- Film poster
- Directed by: Nicolas Provost
- Written by: Nicolas Provost
- Produced by: Jacques-Henri Bronckart Olivier Bronckart
- Starring: Isaka Sawadogo
- Cinematography: Frank van den Eeden
- Release date: 23 November 2011; ^{[citation needed]}
- Running time: 107 minutes
- Country: Belgium
- Language: French

= The Invader (2011 film) =

2011 film by Nicolas Provost

The Invader (L'envahisseur) is a 2011 Belgian drama film written and directed by Nicolas Provost.

==Plot==
After Amadou, an illegal African immigrant, arrives in Brussels seeking a better life, his illusions of Europe are quickly shattered. He is exploited and consumed with the drudgery of daily existence, until he meets Agnès, a beautiful business woman, onto whom he projects his hopes and desires. His charisma and persistence seduces Agnès, who quickly wearies of his emotional burdens.

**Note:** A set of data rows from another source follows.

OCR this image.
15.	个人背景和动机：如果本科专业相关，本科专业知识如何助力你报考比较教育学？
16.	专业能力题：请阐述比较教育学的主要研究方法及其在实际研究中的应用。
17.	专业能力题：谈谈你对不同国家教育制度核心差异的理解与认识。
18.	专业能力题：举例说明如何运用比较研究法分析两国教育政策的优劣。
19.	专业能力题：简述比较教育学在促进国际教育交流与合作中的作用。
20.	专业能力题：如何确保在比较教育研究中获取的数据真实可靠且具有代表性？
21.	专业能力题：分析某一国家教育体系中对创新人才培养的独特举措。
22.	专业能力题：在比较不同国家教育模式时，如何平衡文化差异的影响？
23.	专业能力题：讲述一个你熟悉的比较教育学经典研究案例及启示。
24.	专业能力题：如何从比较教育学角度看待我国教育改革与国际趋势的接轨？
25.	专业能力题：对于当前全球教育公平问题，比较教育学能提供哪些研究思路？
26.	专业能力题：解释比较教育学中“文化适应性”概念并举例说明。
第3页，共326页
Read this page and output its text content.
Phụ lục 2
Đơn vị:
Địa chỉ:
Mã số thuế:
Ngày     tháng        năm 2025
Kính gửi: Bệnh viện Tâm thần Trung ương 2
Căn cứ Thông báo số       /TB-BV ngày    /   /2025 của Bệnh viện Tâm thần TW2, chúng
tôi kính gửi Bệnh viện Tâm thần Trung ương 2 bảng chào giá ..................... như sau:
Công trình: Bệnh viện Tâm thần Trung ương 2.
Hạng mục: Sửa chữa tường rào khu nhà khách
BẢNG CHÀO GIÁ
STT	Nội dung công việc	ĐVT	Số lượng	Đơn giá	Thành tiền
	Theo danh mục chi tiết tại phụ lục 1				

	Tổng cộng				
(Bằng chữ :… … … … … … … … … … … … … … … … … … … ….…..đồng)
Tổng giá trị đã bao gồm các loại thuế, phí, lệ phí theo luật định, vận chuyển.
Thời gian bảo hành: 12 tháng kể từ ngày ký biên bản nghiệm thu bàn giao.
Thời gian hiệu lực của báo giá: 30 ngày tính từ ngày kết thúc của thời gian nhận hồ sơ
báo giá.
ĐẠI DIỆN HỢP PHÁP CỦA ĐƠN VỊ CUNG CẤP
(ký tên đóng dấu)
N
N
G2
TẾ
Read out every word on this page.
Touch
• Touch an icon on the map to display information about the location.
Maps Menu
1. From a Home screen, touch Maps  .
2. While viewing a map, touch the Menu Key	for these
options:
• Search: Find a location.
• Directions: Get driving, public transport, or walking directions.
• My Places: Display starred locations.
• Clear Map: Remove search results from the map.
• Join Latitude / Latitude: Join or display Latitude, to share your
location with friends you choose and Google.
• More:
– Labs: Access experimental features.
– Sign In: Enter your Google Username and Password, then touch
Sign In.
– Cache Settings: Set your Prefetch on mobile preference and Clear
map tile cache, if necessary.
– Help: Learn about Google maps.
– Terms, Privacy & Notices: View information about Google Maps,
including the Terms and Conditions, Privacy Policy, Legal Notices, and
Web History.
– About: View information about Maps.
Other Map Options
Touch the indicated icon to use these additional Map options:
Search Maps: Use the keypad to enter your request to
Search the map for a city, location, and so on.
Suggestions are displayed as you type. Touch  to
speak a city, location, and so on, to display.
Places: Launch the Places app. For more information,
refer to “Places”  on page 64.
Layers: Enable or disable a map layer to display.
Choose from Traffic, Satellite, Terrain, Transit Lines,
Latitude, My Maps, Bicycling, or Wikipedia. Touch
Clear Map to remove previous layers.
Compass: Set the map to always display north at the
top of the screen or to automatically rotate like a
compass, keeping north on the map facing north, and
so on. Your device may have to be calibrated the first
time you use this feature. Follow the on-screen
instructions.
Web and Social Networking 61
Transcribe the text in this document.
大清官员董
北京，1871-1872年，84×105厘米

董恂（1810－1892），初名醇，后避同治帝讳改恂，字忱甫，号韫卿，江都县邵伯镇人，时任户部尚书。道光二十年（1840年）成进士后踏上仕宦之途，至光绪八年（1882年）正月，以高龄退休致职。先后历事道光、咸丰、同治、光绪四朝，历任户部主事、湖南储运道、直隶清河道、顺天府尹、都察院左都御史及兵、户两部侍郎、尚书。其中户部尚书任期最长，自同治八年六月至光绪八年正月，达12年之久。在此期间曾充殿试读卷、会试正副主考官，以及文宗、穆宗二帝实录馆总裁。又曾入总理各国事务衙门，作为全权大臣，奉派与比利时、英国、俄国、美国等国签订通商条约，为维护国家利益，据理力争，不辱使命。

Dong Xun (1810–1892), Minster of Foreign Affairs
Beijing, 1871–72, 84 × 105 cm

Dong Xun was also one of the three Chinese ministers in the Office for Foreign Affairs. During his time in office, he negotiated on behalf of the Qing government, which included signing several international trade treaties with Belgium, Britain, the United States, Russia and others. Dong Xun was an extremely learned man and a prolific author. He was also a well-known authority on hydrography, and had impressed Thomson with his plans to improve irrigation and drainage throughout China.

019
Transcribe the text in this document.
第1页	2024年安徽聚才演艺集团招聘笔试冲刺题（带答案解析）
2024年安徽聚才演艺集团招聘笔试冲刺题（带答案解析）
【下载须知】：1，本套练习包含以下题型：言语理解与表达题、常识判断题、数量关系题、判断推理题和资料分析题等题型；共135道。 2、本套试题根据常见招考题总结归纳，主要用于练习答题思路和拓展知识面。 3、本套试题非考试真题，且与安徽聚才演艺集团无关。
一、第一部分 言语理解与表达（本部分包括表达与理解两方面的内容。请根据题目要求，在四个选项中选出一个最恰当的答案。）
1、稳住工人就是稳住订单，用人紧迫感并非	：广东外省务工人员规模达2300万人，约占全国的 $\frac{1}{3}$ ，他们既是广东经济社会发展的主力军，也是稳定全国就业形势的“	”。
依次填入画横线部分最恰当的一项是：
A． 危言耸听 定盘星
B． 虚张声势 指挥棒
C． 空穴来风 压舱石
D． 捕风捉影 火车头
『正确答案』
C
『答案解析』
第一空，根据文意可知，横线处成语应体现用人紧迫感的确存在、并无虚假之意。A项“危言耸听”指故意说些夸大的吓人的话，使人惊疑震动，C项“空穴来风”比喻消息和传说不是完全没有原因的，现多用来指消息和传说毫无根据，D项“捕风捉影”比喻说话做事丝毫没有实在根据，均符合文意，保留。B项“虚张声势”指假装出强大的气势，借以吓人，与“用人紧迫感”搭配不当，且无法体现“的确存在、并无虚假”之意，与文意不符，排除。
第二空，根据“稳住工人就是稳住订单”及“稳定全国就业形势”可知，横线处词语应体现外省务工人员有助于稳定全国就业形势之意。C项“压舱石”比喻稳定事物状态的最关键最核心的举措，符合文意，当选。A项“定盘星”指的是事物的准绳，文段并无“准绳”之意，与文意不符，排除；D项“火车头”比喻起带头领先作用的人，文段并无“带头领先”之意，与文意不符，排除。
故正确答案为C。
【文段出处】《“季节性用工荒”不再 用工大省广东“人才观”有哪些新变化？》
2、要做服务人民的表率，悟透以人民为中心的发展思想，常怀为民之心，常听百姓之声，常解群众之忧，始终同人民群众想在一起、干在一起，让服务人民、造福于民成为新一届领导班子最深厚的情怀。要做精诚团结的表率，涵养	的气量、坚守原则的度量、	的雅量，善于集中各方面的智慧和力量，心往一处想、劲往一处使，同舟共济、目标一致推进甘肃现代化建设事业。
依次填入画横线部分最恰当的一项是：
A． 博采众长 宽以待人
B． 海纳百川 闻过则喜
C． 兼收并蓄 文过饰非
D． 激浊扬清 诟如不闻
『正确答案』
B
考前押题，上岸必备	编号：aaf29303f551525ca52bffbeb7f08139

When she severs all ties with Amadou, he sinks into destruction and violence.

==Cast==
- Toni d'Antonio as Le taxi
- Laurence César as Caissière épicerie
- John Flanders as Dr. Charles de Yael
- Jean-Louis Froment as L'homme qui achète le bois
- Dieudonné Kabongo as Omar
- James Kazama as Liong Bing
- Hannelore Knuts as the nudist
- Katsuko Nakamura as L'amie d'Omar
- Ken Kelountang Ndiaye as Sioka (as Ken N'Diaye)
- Serge Riaboukine as Jean-Pierre, le passeur
- Stefania Rocca as Agnès de Yael
- Isaka Sawadogo as Amadou / Obama
- Tibo Vandenborre as Kris
- Bernard Van Vooren as Le clochard
- Carole Weyers as Kate

==Production==
The Invader is a drama film written and directed by Nicolas Provost.

==Release==
The film was screened at several film festivals, including the Toronto International Film Festival, in 2011 and 2012.

==Accolades==
Dieudonné Kabongo received a Magritte Award nomination for Best Supporting Actor. The film was nominated for several awards, including Best Production Design at the 2013 Magritte Award; and winner of the Best Original Music and Sound Design at the 2011 Film Fest Gent.